Wendong Zhang: As an overview, foreign persons or companies hold about 43 million acres of U.S. agricultural land as of 2022. And it’s about 3.4 percent of all privately held agricultural land. As you mentioned, the attention is on adversary countries: China, Russia, Venezuela, Cuba and Iran. With increasing attention on China.

China actually is not one of the dominant players in this space. Canada owns and leases about 12 million acres of U.S. land. China’s total holding across the entire United States is about 350,000 acres. So, just by acre it’s a big number. But if you’re looking at the percentage, remember: this will be less than 1 percent of all foreign holdings, so less than 1 percent of the 3.4 percent (owned or leased by all foreign entities).

Farmland with windmills
Windmill turbines in rural Wisconsin farm land northeast of Madison near Baraboo are pictured in an early morning aerial taken from a helicopter on Oct. 23, 2018. (Bryce Richter /UW-Madison)

RF: What do we know about foreign-owned farmland and Wisconsin — who owns it and what’s happening on that land?

WZ: The U.S. has 3.4 percent of all privately-held agricultural land owned or long-term leased by foreign companies.
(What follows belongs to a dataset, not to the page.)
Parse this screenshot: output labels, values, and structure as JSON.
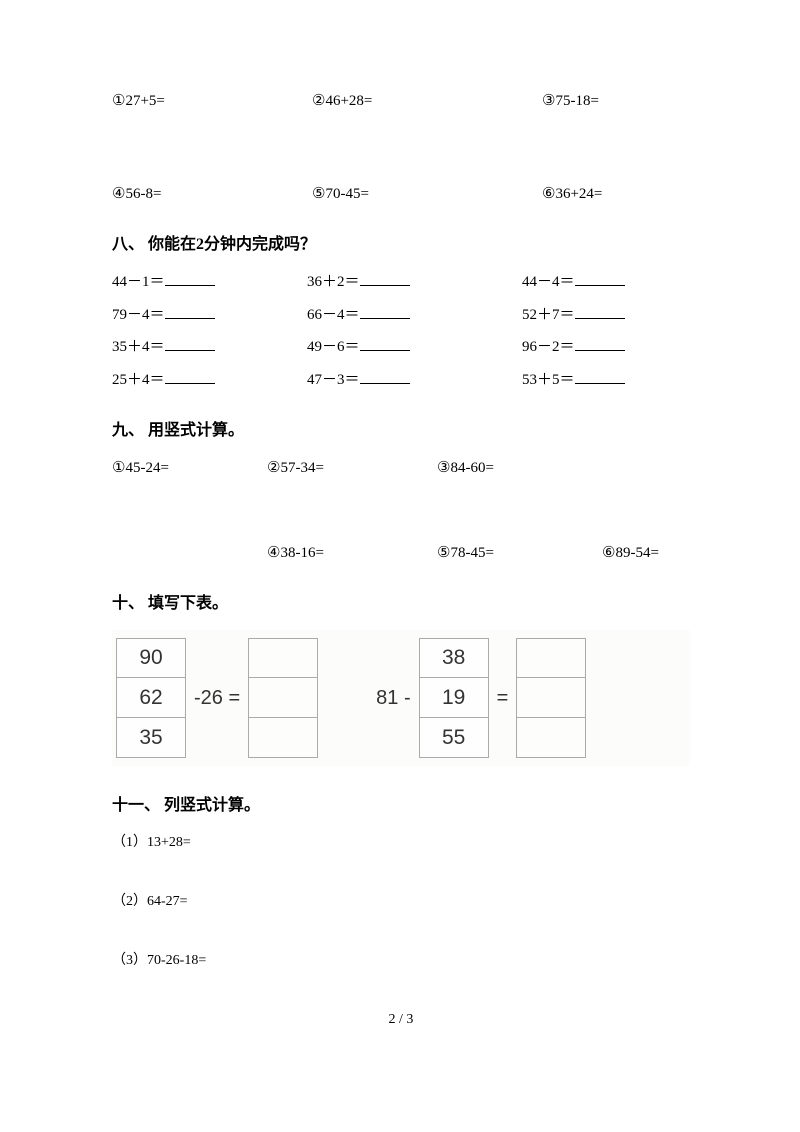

That percentage in Wisconsin is 2.4 percent.

There are two interesting points when we look at Wisconsin. Eighty-five percent of all land that has a foreign interest is forest land. So it’s not cropland, not pasture land. It’s actually nearly 400,000 acres of forest land, predominantly with Canadian ownership.

Some of the top companies in Wisconsin actually don’t (list) any predominant country code. The USDA doesn’t require them to report the multiple countries involved in these transactions … But they actually hold probably the lion’s share of all the foreign land holdings in Wisconsin. About half of the land with foreign interest is held by three to five large companies, with no one dominant country. So it’s likely a collection of Canadian and western European countries.

But this also highlights the need to beef up the quality of the reporting. I’m sure that many politicians in Wisconsin and the public would like to know what are the countries involved in those, especially given their significant presence in Wisconsin.

RF: Wisconsin is included in what you call the “Lake Region” of the United States. When it comes to land owned by companies based in China, that’s zero. There are zero acres owned by China in this region. Am I reading that right?

WZ: Yes, that’s correct. So when you’re looking at the adversary countries — China, Russia, Iran, North Korea and Venezuela — based on the public records voluntarily reported to USDA, all these countries do not hold any agricultural land in Wisconsin.

That said, many people could say this could indicate the quality of the data. It’s possible maybe there are some Chinese presences underrepresented. If, for example, Chinese entities hold minor shares of this “no predominant country code” holdings, as I noted before. But the bottom line is, if you’re concerned about significant Chinese holdings of agricultural land in Wisconsin, the evidence seems to say the contrary.

RF: Politicians have expressed concerns over Chinese companies buying land near U.S. military installations. You worked with county-level data, which might not tell us if land is right next to a military installation. But based on the available data, what were you able to figure out?

WZ: Unfortunately, that database doesn’t have the specific location of (individual) land holdings. What we can do is compare that land with the land in a county with military installations versus not. And we do not find a significant increase of targeting from foreign countries into these (counties) with a higher presence of military bases.